Everything is always equal to itself even if you redefine what "equals" means (case-sensitive, insensitive, different cultures - everything is still equals to itself and if you create an Equals() override that doesn't follow that you will have a bug). Everything is always ordered at the same point as something it is equal to. This means two things:

  1. We can always consider something equal to itself without doing any more work.
  2. We can always give a comparison value of 0 for comparing something with itself without any more work.

Hence the code above short-cuts on this case without having to do the more complicated and expensive comparison. There's also no down-side since if we didn't cover this case we'd have to add in a test for the case where both values passed where null anyway.

Now, it so happens that comparing something to itself comes up quite often naturally with the way certain algorithms work, so it's always worth doing. However, string interning increases the times when two strings we have in different values (x and z at the start of your question, for example) are actually the same, so it increases how often the short-cut works for us.

It's a tiny optimisation most of the time, but we get it for free and we get it so often that it's great to have it. Practical takeaway from this - if you're writing an Equals or a Compare consider whether you too should use this short-cut.
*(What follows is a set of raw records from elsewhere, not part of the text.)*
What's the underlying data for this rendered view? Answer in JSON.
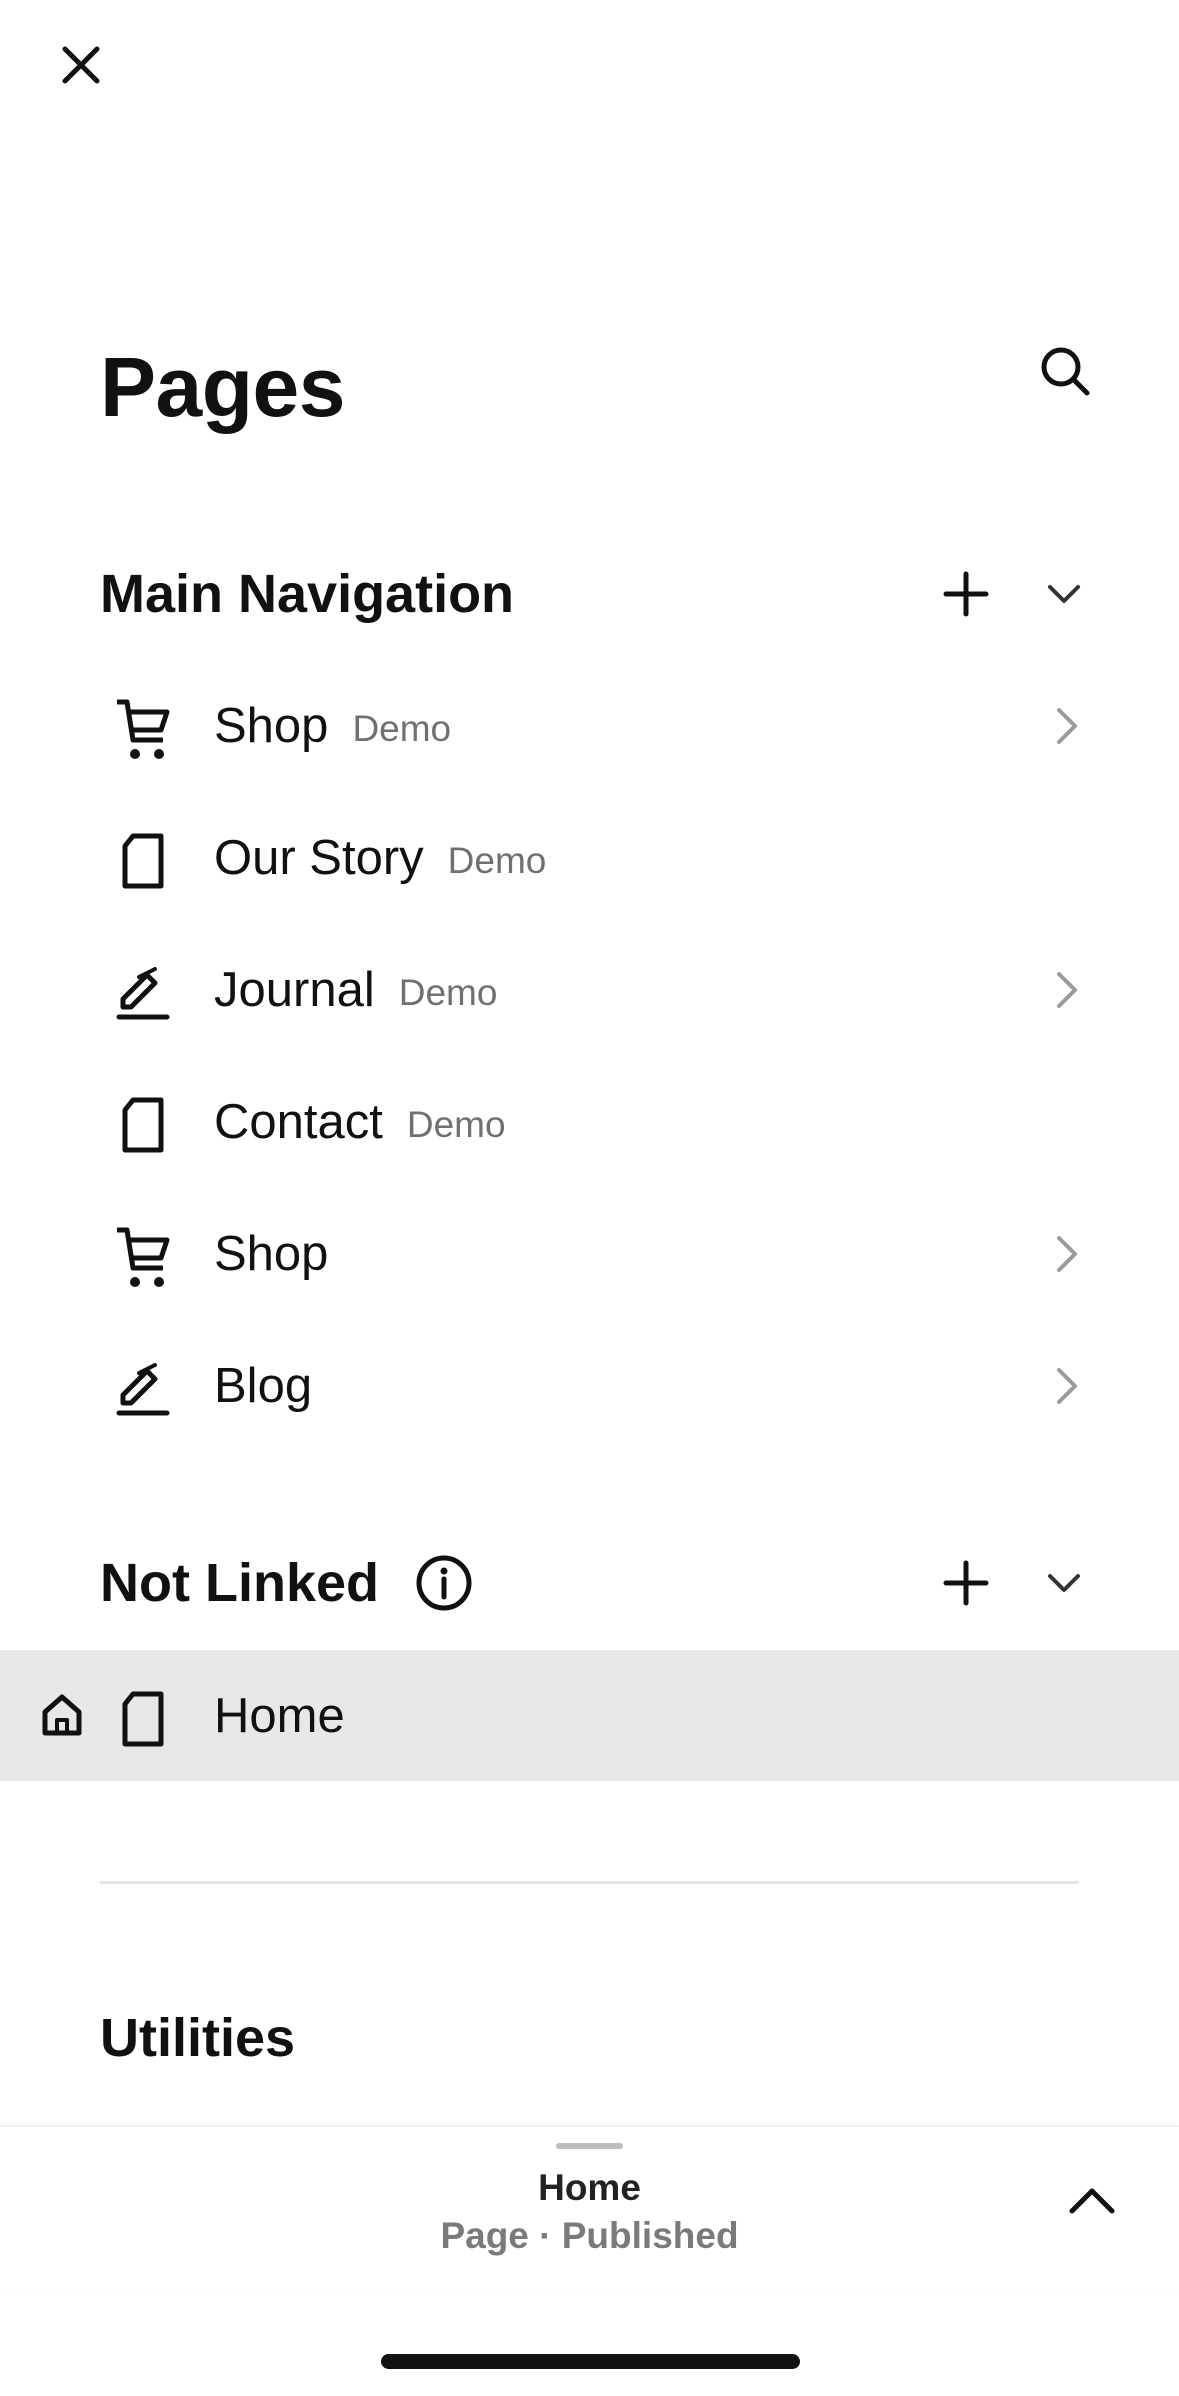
{
  "header": {
    "close_icon": "close-icon",
    "title": "Pages",
    "search_icon": "search-icon"
  },
  "main_navigation": {
    "title": "Main Navigation",
    "add_icon": "plus-icon",
    "collapse_icon": "chevron-down-icon",
    "items": [
      {
        "label": "Shop",
        "tag": "Demo",
        "icon": "cart-icon",
        "has_chevron": true
      },
      {
        "label": "Our Story",
        "tag": "Demo",
        "icon": "page-icon",
        "has_chevron": false
      },
      {
        "label": "Journal",
        "tag": "Demo",
        "icon": "blog-icon",
        "has_chevron": true
      },
      {
        "label": "Contact",
        "tag": "Demo",
        "icon": "page-icon",
        "has_chevron": false
      },
      {
        "label": "Shop",
        "tag": "",
        "icon": "cart-icon",
        "has_chevron": true
      },
      {
        "label": "Blog",
        "tag": "",
        "icon": "blog-icon",
        "has_chevron": true
      }
    ]
  },
  "not_linked": {
    "title": "Not Linked",
    "info_icon": "info-icon",
    "add_icon": "plus-icon",
    "collapse_icon": "chevron-down-icon",
    "items": [
      {
        "label": "Home",
        "icon": "page-icon",
        "is_homepage": true,
        "selected": true
      }
    ]
  },
  "utilities": {
    "title": "Utilities"
  },
  "bottom_panel": {
    "title": "Home",
    "subtitle": "Page · Published",
    "expand_icon": "chevron-up-icon"
  },
  "colors": {
    "text": "#111111",
    "muted": "#707070",
    "selected_row": "#e8e8e8",
    "chevron": "#9a9a9a"
  }
}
A related question then, is "should I intern everything?"

Here though, we have to consider the downside that compiled-in strings don't have. Interning is never wasteful with compiled in strings, because they have to be somewhere. If however you read a string from a file, interned it, and then never used it again it's going to live a long time, and that's wasteful. If you did it all the time, you could cripple your memory use.
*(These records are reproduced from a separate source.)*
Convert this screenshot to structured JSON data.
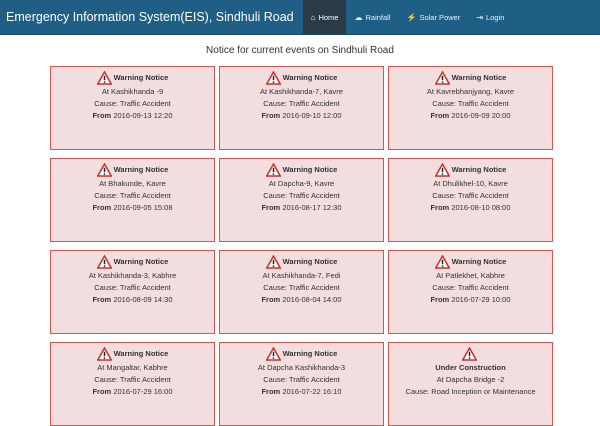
{
  "nav": {
    "brand": "Emergency Information System(EIS), Sindhuli Road",
    "items": [
      {
        "label": "Home",
        "icon": "home-icon",
        "glyph": "⌂",
        "active": true
      },
      {
        "label": "Rainfall",
        "icon": "cloud-icon",
        "glyph": "☁",
        "active": false
      },
      {
        "label": "Solar Power",
        "icon": "bolt-icon",
        "glyph": "⚡",
        "active": false
      },
      {
        "label": "Login",
        "icon": "login-icon",
        "glyph": "⇥",
        "active": false
      }
    ]
  },
  "page": {
    "title": "Notice for current events on Sindhuli Road"
  },
  "labels": {
    "from": "From"
  },
  "notices": [
    {
      "type": "Warning Notice",
      "location": "At Kashikhanda -9",
      "cause": "Cause: Traffic Accident",
      "date": "2016-09-13 12:20"
    },
    {
      "type": "Warning Notice",
      "location": "At Kashikhanda-7, Kavre",
      "cause": "Cause: Traffic Accident",
      "date": "2016-09-10 12:00"
    },
    {
      "type": "Warning Notice",
      "location": "At Kavrebhanjyang, Kavre",
      "cause": "Cause: Traffic Accident",
      "date": "2016-09-09 20:00"
    },
    {
      "type": "Warning Notice",
      "location": "At Bhakunde, Kavre",
      "cause": "Cause: Traffic Accident",
      "date": "2016-09-05 15:08"
    },
    {
      "type": "Warning Notice",
      "location": "At Dapcha-9, Kavre",
      "cause": "Cause: Traffic Accident",
      "date": "2016-08-17 12:30"
    },
    {
      "type": "Warning Notice",
      "location": "At Dhulikhel-10, Kavre",
      "cause": "Cause: Traffic Accident",
      "date": "2016-08-10 08:00"
    },
    {
      "type": "Warning Notice",
      "location": "At Kashikhanda-3, Kabhre",
      "cause": "Cause: Traffic Accident",
      "date": "2016-08-09 14:30"
    },
    {
      "type": "Warning Notice",
      "location": "At Kashikhanda-7, Fedi",
      "cause": "Cause: Traffic Accident",
      "date": "2016-08-04 14:00"
    },
    {
      "type": "Warning Notice",
      "location": "At Patlekhet, Kabhre",
      "cause": "Cause: Traffic Accident",
      "date": "2016-07-29 10:00"
    },
    {
      "type": "Warning Notice",
      "location": "At Mangaltar, Kabhre",
      "cause": "Cause: Traffic Accident",
      "date": "2016-07-29 16:00"
    },
    {
      "type": "Warning Notice",
      "location": "At Dapcha Kashikhanda-3",
      "cause": "Cause: Traffic Accident",
      "date": "2016-07-22 16:10"
    }
  ],
  "construction": {
    "type": "Under Construction",
    "location": "At Dapcha Bridge -2",
    "cause": "Cause: Road Inception or Maintenance"
  }
}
Let's imagine though that you are frequently reading bunch of items that include some identifiers. You are regularly using these identifiers to match items with data from another source. There's a small set of identifiers that will ever see (say there's only a couple hundred possible values). Then because equality checks is what these strings are all about, and there isn't lots of them, interning (on both the data read in and the data you compare it with - it's pointless otherwise) becomes a win.

Or, let's say that there's a few thousand such objects, and the data we match it with is always cached in memory - that means those strings are always going to be somewhere in memory anyway, so interning becomes a no-brainer win. (Unless there's the possibility of lots of "not found" results - interning those identifiers just to not find a match is a lose).
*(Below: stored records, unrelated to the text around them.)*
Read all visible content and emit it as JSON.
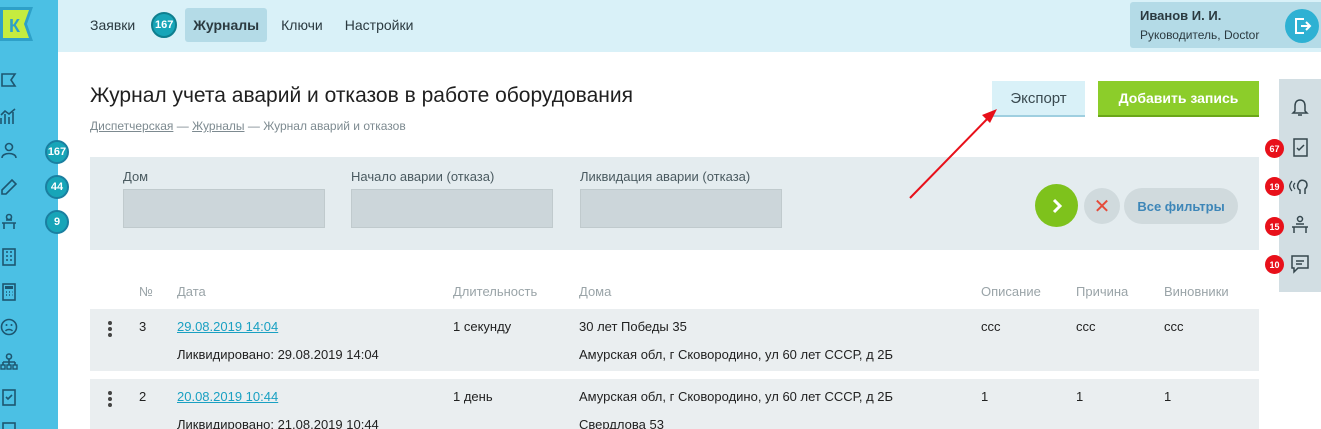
{
  "app": {
    "logo_letter": "К",
    "brand_color": "#4bc0e4",
    "accent_color": "#17a5b8"
  },
  "sidebar": {
    "items": [
      {
        "icon": "flag-icon",
        "badge": ""
      },
      {
        "icon": "chart-icon",
        "badge": ""
      },
      {
        "icon": "people-icon",
        "badge": "167"
      },
      {
        "icon": "edit-icon",
        "badge": "44"
      },
      {
        "icon": "desk-icon",
        "badge": "9"
      },
      {
        "icon": "building-icon",
        "badge": ""
      },
      {
        "icon": "calculator-icon",
        "badge": ""
      },
      {
        "icon": "face-icon",
        "badge": ""
      },
      {
        "icon": "org-icon",
        "badge": ""
      },
      {
        "icon": "clipboard-icon",
        "badge": ""
      }
    ]
  },
  "topbar": {
    "nav": [
      {
        "label": "Заявки",
        "badge": "167",
        "active": false
      },
      {
        "label": "Журналы",
        "badge": "",
        "active": true
      },
      {
        "label": "Ключи",
        "badge": "",
        "active": false
      },
      {
        "label": "Настройки",
        "badge": "",
        "active": false
      }
    ],
    "user": {
      "name": "Иванов И. И.",
      "role": "Руководитель, Doctor"
    }
  },
  "page": {
    "title": "Журнал учета аварий и отказов в работе оборудования",
    "breadcrumb": {
      "item1": "Диспетчерская",
      "sep": "—",
      "item2": "Журналы",
      "item3": "Журнал аварий и отказов"
    },
    "export_label": "Экспорт",
    "add_label": "Добавить запись"
  },
  "filters": {
    "house_label": "Дом",
    "start_label": "Начало аварии (отказа)",
    "end_label": "Ликвидация аварии (отказа)",
    "clear_symbol": "✕",
    "all_label": "Все фильтры"
  },
  "right_panel": [
    {
      "icon": "bell-icon",
      "badge": ""
    },
    {
      "icon": "clipboard-check-icon",
      "badge": "67"
    },
    {
      "icon": "speaker-head-icon",
      "badge": "19"
    },
    {
      "icon": "desk-icon",
      "badge": "15"
    },
    {
      "icon": "chat-icon",
      "badge": "10"
    }
  ],
  "table": {
    "headers": [
      "№",
      "Дата",
      "Длительность",
      "Дома",
      "Описание",
      "Причина",
      "Виновники"
    ],
    "rows": [
      {
        "num": "3",
        "date": "29.08.2019 14:04",
        "resolved": "Ликвидировано: 29.08.2019 14:04",
        "duration": "1 секунду",
        "house1": "30 лет Победы 35",
        "house2": "Амурская обл, г Сковородино, ул 60 лет СССР, д 2Б",
        "description": "ccc",
        "cause": "ccc",
        "culprits": "ccc"
      },
      {
        "num": "2",
        "date": "20.08.2019 10:44",
        "resolved": "Ликвидировано: 21.08.2019 10:44",
        "duration": "1 день",
        "house1": "Амурская обл, г Сковородино, ул 60 лет СССР, д 2Б",
        "house2": "Свердлова 53",
        "description": "1",
        "cause": "1",
        "culprits": "1"
      }
    ]
  }
}
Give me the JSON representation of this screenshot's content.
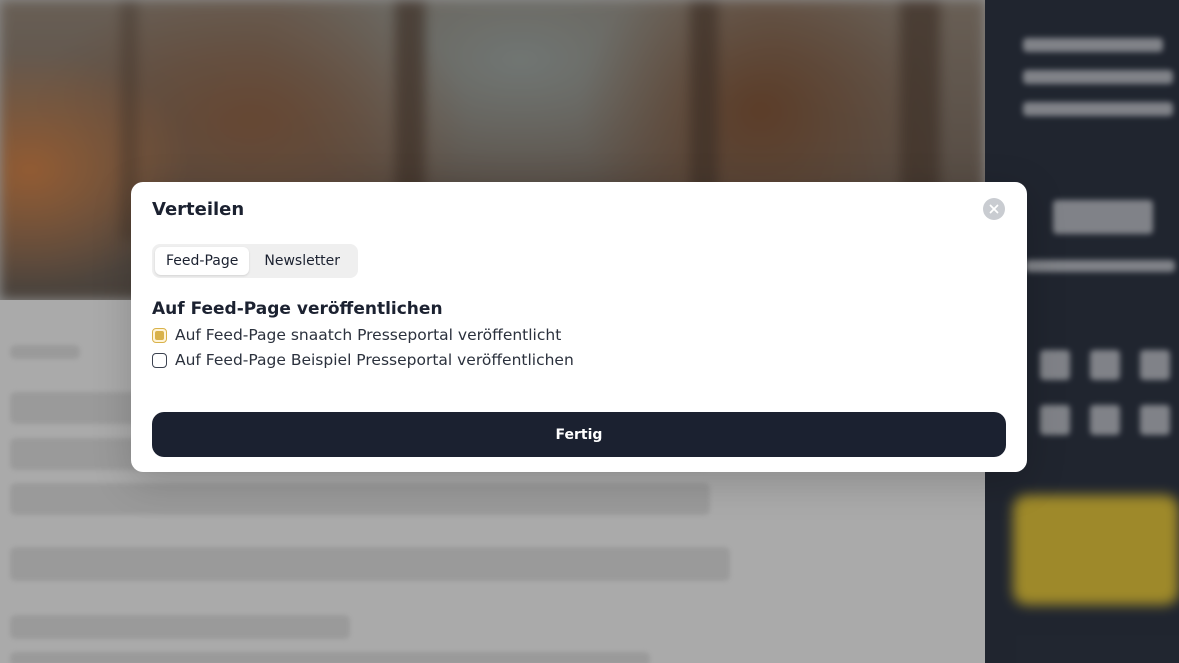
{
  "dialog": {
    "title": "Verteilen",
    "close_icon": "close-icon",
    "tabs": [
      {
        "label": "Feed-Page",
        "active": true
      },
      {
        "label": "Newsletter",
        "active": false
      }
    ],
    "section_title": "Auf Feed-Page veröffentlichen",
    "options": [
      {
        "label": "Auf Feed-Page snaatch Presseportal veröffentlicht",
        "checked": true
      },
      {
        "label": "Auf Feed-Page Beispiel Presseportal veröffentlichen",
        "checked": false
      }
    ],
    "done_label": "Fertig"
  },
  "colors": {
    "primary_button": "#1b2130",
    "checkbox_accent": "#d9b24a",
    "sidebar": "#1d2535"
  }
}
Finally, the same basic technique can be done differently. XmlReader for example stores strings it's comparing in a NameTable that acts like a private intern-pool, but the whole thing can be collected when it's finished. You can also apply the technique to any reference type that won't be changed during the time it's pooled (best way to guarantee that is to have it immutable so it won't change during any time ever). Use of this technique with very large collections with large amounts of duplication can massively reduce memory use (my biggest saving was at least 16GB - it could be more but the server kept crashing at around that point before the technique was applied) and/or speed up comparisons.